Face aux crises, les investisseurs préfèrent les directions bicéphales

Face aux crises, les investisseurs préfèrent les directions bicéphales

« Les dirigeants n’aiment guère diviser leur pouvoir, mais lorsque de grandes turbulences traversent l’entreprise, ils finissent par céder. »
« Les dirigeants n’aiment guère diviser leur pouvoir, mais lorsque de grandes turbulences traversent l’entreprise, ils finissent par céder. » Otto Dettmer/Ikon Images / Photononstop

Depuis le début de l’année, il y a deux pilotes chez l’avionneur Boeing. David Calhoun, un ancien de General Electric et du groupe d’investissement Blackstone, a revêtu la casquette de CEO : chief executive officer ou directeur général en français. Et Larry Kellner, ex-dirigeant de Continental Airlines, est devenu chairman, soit président du conseil d’administration du groupe.
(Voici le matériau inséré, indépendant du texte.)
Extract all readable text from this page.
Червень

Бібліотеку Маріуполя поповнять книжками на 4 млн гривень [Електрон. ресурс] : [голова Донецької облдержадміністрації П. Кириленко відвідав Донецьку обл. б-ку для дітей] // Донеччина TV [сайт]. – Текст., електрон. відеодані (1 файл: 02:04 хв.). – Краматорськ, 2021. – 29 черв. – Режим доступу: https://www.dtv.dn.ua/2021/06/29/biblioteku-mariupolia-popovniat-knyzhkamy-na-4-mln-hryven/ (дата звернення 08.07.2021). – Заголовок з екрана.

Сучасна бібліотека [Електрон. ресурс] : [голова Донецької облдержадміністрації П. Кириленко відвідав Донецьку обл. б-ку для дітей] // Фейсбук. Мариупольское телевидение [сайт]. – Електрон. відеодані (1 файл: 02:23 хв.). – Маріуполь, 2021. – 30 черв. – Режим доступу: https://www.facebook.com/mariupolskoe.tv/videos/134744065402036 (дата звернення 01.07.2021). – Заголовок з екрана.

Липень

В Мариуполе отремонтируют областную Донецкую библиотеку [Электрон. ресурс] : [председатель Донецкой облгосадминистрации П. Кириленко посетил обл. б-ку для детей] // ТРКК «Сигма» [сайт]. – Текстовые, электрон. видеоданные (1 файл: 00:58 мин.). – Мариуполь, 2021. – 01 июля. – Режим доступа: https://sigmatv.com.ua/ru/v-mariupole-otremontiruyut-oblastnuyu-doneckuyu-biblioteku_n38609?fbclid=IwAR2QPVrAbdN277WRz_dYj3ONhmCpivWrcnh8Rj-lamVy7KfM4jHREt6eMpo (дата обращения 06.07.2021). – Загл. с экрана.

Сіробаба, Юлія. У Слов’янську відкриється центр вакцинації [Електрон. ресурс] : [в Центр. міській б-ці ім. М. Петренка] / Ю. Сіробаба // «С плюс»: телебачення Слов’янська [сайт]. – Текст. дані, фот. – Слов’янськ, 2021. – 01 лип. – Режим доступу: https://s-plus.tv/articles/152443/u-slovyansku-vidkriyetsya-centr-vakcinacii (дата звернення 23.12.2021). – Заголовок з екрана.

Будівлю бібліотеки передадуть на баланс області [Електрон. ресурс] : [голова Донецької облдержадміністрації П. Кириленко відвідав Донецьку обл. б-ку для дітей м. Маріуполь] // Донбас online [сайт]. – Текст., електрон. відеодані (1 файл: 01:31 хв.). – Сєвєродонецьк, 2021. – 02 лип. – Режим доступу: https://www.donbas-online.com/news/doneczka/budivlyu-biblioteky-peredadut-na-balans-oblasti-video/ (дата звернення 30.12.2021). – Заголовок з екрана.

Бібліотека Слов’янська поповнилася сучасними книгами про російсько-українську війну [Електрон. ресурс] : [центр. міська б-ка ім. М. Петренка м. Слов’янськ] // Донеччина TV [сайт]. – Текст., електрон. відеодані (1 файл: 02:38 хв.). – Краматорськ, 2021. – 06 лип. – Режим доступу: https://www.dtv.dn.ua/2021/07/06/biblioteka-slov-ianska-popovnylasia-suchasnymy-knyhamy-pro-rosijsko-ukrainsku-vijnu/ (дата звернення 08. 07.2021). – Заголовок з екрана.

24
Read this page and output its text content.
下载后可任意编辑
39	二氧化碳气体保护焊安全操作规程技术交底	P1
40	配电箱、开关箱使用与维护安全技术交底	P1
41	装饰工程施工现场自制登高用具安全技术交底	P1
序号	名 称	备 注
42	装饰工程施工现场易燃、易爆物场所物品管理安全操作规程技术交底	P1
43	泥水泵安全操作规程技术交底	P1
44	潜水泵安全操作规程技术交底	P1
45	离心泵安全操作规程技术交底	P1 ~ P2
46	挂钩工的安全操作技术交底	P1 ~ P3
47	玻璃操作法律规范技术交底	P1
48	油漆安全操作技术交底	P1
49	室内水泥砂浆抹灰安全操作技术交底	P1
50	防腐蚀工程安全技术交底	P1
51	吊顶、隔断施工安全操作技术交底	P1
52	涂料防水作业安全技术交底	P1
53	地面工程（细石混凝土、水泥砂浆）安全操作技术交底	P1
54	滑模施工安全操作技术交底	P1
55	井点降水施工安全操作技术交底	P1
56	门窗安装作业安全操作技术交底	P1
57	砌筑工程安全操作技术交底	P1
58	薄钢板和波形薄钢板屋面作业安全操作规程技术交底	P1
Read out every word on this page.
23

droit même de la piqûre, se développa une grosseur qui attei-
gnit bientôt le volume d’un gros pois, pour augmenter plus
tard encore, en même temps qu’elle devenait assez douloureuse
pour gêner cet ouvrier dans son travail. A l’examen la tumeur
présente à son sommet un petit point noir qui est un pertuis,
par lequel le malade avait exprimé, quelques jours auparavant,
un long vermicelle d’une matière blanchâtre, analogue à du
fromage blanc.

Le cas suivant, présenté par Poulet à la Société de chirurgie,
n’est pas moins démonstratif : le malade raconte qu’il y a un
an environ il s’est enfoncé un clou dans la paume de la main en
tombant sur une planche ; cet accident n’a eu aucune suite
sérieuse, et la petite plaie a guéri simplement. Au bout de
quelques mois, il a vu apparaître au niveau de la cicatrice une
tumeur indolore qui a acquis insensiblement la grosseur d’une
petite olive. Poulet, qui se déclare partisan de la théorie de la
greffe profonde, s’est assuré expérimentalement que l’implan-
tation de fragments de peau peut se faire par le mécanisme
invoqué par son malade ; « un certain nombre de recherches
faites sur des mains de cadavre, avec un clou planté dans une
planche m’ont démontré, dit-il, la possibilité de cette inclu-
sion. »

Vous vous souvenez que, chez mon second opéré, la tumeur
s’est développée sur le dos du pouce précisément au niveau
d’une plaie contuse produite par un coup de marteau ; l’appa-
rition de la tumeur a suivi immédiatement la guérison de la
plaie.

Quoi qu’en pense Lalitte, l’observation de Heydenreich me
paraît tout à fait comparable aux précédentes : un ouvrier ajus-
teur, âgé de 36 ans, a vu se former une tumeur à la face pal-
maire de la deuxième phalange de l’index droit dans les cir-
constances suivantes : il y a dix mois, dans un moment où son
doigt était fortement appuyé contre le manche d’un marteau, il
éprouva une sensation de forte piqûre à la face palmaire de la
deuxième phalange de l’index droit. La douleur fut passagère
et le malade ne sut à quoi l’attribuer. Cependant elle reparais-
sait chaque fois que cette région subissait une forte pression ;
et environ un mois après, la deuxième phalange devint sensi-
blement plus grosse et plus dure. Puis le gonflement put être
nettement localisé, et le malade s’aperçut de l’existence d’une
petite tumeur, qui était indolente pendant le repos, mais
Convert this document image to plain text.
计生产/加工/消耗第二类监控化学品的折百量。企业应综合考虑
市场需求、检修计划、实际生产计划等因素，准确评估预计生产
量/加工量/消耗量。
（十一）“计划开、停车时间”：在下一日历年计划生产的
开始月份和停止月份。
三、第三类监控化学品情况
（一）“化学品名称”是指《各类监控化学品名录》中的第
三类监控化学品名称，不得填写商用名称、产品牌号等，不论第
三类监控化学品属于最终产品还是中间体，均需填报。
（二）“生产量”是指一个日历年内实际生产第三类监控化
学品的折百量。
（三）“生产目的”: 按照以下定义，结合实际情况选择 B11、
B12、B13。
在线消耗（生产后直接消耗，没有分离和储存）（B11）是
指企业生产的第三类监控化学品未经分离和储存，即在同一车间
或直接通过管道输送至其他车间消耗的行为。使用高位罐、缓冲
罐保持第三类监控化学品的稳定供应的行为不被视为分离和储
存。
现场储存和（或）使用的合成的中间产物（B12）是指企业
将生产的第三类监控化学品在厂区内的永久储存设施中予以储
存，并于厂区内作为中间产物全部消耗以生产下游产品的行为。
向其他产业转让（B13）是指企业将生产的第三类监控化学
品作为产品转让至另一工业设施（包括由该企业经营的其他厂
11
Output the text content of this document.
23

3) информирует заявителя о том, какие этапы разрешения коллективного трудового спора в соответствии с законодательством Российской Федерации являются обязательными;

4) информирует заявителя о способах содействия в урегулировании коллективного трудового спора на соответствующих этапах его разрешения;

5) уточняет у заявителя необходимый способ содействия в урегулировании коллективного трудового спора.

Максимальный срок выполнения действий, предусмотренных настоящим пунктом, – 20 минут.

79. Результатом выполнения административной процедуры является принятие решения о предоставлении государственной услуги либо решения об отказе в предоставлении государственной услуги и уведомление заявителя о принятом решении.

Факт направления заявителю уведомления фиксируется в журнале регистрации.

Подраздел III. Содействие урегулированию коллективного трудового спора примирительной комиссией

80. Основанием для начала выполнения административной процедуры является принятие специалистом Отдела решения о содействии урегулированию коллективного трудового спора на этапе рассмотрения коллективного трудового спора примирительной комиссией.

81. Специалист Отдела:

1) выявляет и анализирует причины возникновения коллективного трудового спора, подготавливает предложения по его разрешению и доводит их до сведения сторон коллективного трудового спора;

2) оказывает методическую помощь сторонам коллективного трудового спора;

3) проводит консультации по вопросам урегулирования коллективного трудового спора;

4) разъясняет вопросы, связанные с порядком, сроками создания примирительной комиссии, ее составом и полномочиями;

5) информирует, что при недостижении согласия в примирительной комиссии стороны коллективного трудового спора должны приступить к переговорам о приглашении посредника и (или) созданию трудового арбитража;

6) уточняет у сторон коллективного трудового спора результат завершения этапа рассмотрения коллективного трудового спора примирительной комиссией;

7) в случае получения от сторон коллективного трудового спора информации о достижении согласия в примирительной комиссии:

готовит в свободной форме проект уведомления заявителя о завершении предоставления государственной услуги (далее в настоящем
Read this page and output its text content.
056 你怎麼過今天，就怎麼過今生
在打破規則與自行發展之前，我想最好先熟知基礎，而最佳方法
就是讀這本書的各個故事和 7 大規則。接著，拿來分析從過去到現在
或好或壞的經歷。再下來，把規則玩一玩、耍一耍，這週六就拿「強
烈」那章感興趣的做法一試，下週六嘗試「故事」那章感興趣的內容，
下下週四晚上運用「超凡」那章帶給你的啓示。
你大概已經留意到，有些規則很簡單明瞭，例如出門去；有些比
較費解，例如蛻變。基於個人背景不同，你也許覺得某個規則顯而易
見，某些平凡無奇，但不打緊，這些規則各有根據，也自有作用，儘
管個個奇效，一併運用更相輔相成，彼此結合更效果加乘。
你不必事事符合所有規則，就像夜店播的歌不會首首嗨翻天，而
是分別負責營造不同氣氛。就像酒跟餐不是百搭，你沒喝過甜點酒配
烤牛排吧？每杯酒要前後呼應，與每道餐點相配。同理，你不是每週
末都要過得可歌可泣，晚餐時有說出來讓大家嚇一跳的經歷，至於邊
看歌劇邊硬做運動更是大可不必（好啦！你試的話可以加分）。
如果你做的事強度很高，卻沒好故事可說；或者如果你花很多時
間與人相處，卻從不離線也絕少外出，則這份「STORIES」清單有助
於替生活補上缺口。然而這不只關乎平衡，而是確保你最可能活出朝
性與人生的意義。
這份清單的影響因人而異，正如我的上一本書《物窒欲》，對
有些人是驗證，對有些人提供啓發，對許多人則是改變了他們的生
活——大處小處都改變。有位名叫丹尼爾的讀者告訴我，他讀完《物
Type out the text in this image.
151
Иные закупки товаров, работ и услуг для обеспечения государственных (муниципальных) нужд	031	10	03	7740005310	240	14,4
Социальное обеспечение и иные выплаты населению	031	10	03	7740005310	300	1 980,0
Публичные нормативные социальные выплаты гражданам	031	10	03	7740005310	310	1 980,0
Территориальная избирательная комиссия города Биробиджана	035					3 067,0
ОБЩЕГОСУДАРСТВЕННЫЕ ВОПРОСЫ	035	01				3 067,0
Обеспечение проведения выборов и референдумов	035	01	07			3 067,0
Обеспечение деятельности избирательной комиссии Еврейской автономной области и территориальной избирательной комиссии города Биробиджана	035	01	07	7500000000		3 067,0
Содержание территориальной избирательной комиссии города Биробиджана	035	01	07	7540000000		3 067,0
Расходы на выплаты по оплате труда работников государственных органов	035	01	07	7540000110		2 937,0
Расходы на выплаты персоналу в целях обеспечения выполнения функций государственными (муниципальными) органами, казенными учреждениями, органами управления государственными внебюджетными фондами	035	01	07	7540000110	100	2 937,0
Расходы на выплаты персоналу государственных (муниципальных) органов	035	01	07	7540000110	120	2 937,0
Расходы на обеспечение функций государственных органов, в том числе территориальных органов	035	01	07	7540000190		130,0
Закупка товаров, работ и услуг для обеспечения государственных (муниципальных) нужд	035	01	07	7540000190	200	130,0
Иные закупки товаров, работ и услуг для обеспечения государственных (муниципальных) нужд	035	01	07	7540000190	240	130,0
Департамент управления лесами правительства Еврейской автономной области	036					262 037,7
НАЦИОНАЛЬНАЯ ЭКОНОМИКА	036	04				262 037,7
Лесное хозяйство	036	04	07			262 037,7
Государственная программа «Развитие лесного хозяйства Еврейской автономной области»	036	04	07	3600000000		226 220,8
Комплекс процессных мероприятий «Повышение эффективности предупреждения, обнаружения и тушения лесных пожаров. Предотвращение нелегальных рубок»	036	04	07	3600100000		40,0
Le géant Boeing, après plusieurs mois de crise et deux crashs du 737 MAX ayant entraîné la mort de 346 personnes, a revu et corrigé son organigramme. Fini le système pyramidal avec un numéro un tout puissant, président et directeur général, incarné par Dennis Muilenburg. Il a été renvoyé en décembre 2019. Le constructeur préfère dorénavant l’option aigle à deux têtes.

Le trop grand optimisme de Dennis Muilenburg avait plombé Boeing. Il croyait que la Federal Aviation Administration accorderait au 737 MAX le droit de voler à nouveau d’ici à la fin de 2019. En fait, sa prévision s’est révélée fausse. Elle a provoqué la fureur des politiques, des compagnies aériennes clientes, des investisseurs et des familles des victimes. Cet exemple est souvent cité aujourd’hui par les militants de la bonne gouvernance, fervents avocats de la séparation des rôles.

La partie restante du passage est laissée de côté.